Christian Wolmar

Going places

Simon Jenkins celebrates the best of what’s left after the ‘1970s Devastation’

issue 30 September 2017

Stations, according to Simon Jenkins, are the forgotten part of the railway experience. People love the trains, the journey, the passing countryside, the leisurely pace and the locomotives, especially steam ones. The stations, however, have been rather ignored. Sure, the ubiquity of Prêt, Upper Crust and all those coffee chains on station concourses has made the experience somewhat tawdry at times, but even the worst is better than an airport. Brief Encounter would not have worked in a departure lounge.

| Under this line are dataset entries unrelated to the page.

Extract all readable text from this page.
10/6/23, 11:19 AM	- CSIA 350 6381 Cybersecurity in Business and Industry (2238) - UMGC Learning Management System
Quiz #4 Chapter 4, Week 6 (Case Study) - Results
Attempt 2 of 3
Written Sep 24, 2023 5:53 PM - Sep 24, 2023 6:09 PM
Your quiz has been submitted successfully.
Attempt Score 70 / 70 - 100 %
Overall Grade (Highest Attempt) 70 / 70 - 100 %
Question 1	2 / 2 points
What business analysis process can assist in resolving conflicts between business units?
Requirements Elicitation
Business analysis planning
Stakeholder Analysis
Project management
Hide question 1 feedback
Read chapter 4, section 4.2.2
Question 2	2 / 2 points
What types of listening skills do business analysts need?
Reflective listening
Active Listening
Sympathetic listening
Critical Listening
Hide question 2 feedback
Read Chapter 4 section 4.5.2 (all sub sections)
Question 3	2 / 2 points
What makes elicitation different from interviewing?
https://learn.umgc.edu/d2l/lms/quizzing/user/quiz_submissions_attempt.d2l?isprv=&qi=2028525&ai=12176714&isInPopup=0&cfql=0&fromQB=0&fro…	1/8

As Jenkins discovers, there is still plenty to celebrate and enjoy, and the modern disdain of stations is partly borne of our reluctance to linger in the face of modern life’s myriad competing demands. Linger, though, we must, to enjoy the variety of stations that have been left, largely by our Victorian forebears. Of course Beeching cut a swath through the station network, closing more than 2,300, but many were small or of little architectural interest. The most infamous loss was the old Euston, with its wonderful sweeping staircases in the Great Hall and overrated Doric arch.

For a while after British Rail had stopped closing lines, stations were still in its crosshairs, including, notably, St Pancras, not least because there was the potential of a quick buck from property sales for the cash-strapped organisation. Jenkins claims a role here in stopping the destruction. He was appointed to the British Railways Board in 1980 and was shocked by the disdain for heritage shown by a continued programme of station demolition. He tried to stop the destruction of the Derby Tri-Junct, a station, as its name suggests, linking three lines, but was told by the chairman, Sir Peter Parker, that it was too late.

Victorian buildings were out of fashion and Jenkins, appointed head of BR’s environment panel, trooped around the country ‘visiting distressed railway heritage, if only to draw attention to its plight’.